Liang, W.; Rollosson, L. M.; Easter, E.; Zhou, H.; Dee-Hoskins, C.; Greer-Short, A.; Hoey, T.; Lombardi, L. M.; Ivey, K. N.; Cheng, Z.

2026-02-12 bioengineering
10.64898/2026.02.10.705148 bioRxiv
Show abstract

Heart disease affects millions of individuals and prime editing (PE) may enable curative therapies that address the underlying drivers of heart disease.
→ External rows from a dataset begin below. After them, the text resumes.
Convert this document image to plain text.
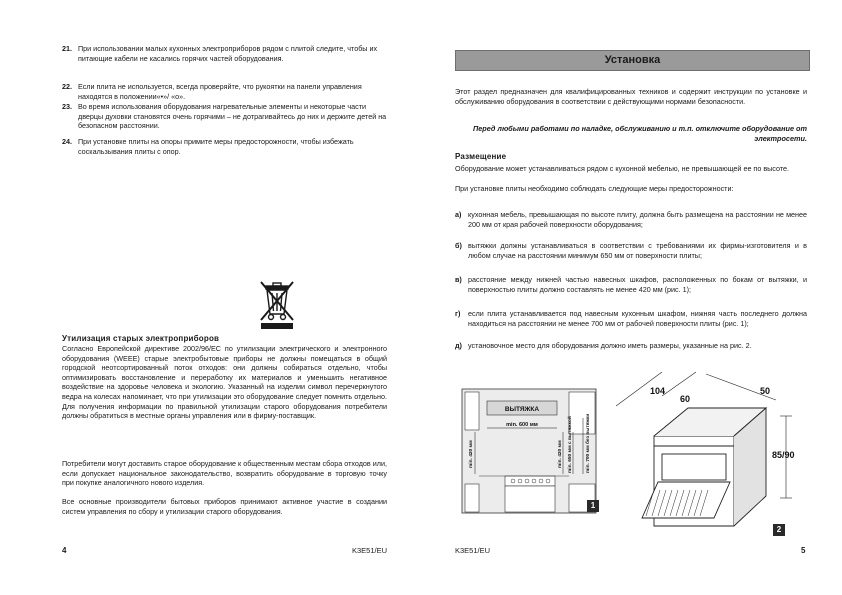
21. При использовании малых кухонных электроприборов рядом с плитой следите, чтобы их питающие кабели не касались горячих частей оборудования.
22. Если плита не используется, всегда проверяйте, что рукоятки на панели управления находятся в положении«•»/ «о».
23. Во время использования оборудования нагревательные элементы и некоторые части дверцы духовки становятся очень горячими – не дотрагивайтесь до них и держите детей на безопасном расстоянии.
24. При установке плиты на опоры примите меры предосторожности, чтобы избежать соскальзывания плиты с опор.
Утилизация старых электроприборов
Согласно Европейской директиве 2002/96/EC по утилизации электрического и электронного оборудования (WEEE) старые электробытовые приборы не должны помещаться в общий городской неотсортированный поток отходов: они должны собираться отдельно, чтобы оптимизировать восстановление и переработку их материалов и уменьшить негативное воздействие на здоровье человека и экологию. Указанный на изделии символ перечеркнутого ведра на колесах напоминает, что при утилизации это оборудование следует помнить отдельно. Для получения информации по правильной утилизации старого оборудования потребители должны обратиться в местные органы управления или в фирму-поставщик.
Потребители могут доставить старое оборудование к общественным местам сбора отходов или, если допускает национальное законодательство, возвратить оборудование в торговую точку при покупке аналогичного нового изделия.
Все основные производители бытовых приборов принимают активное участие в создании систем управления по сбору и утилизации старого оборудования.
4	K3E51/EU
Установка
Этот раздел предназначен для квалифицированных техников и содержит инструкции по установке и обслуживанию оборудования в соответствии с действующими нормами безопасности.
Перед любыми работами по наладке, обслуживанию и т.п. отключите оборудование от электросети.
Размещение
Оборудование может устанавливаться рядом с кухонной мебелью, не превышающей ее по высоте.
При установке плиты необходимо соблюдать следующие меры предосторожности:
а) кухонная мебель, превышающая по высоте плиту, должна быть размещена на расстоянии не менее 200 мм от края рабочей поверхности оборудования;
б) вытяжки должны устанавливаться в соответствии с требованиями их фирмы-изготовителя и в любом случае на расстоянии минимум 650 мм от поверхности плиты;
в) расстояние между нижней частью навесных шкафов, расположенных по бокам от вытяжки, и поверхностью плиты должно составлять не менее 420 мм (рис. 1);
г) если плита устанавливается под навесным кухонным шкафом, нижняя часть последнего должна находиться на расстоянии не менее 700 мм от рабочей поверхности плиты (рис. 1);
д) установочное место для оборудования должно иметь размеры, указанные на рис. 2.
ВЫТЯЖКА
min. 600 мм
min. 420 мм	min. 420 мм	min. 650 мм с вытяжкой	min. 700 мм без вытяжки
1
104
60
50
85/90
2
K3E51/EU	5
Here we describe the establishment and optimization of an in vivo cardiac PE platform which mediates efficient editing in the heart with no detectable editing in the liver. We performed a proof-of-concept test on RNA binding motif protein 20 (RBM20), which if mutated, can cause dilated cardiomyopathy (DCM) in humans. Our dual-AAV based PE therapeutic rescued cardiomyopathy phenotypes in the heterozygous Rbm20R636Q mouse model. To further develop PE targeting human RBM20, we introduced a novel humanized mouse model carrying human RBM20 wildtype (WT) or R634Q mutant sequences and displaying RBM20 cardiomyopathy phenotypes. Our human RBM20 PE therapeutic efficiently corrected the pathogenic mutation and rescued phenotypes in the humanized RBM20 mouse model. Our findings demonstrate the potential of in vivo cardiac PE in treating heart disease, offer a valuable humanized DCM mouse model for developing various therapies, and present an optimized in vivo PE platform that can be adopted for targeting other organs and tissues.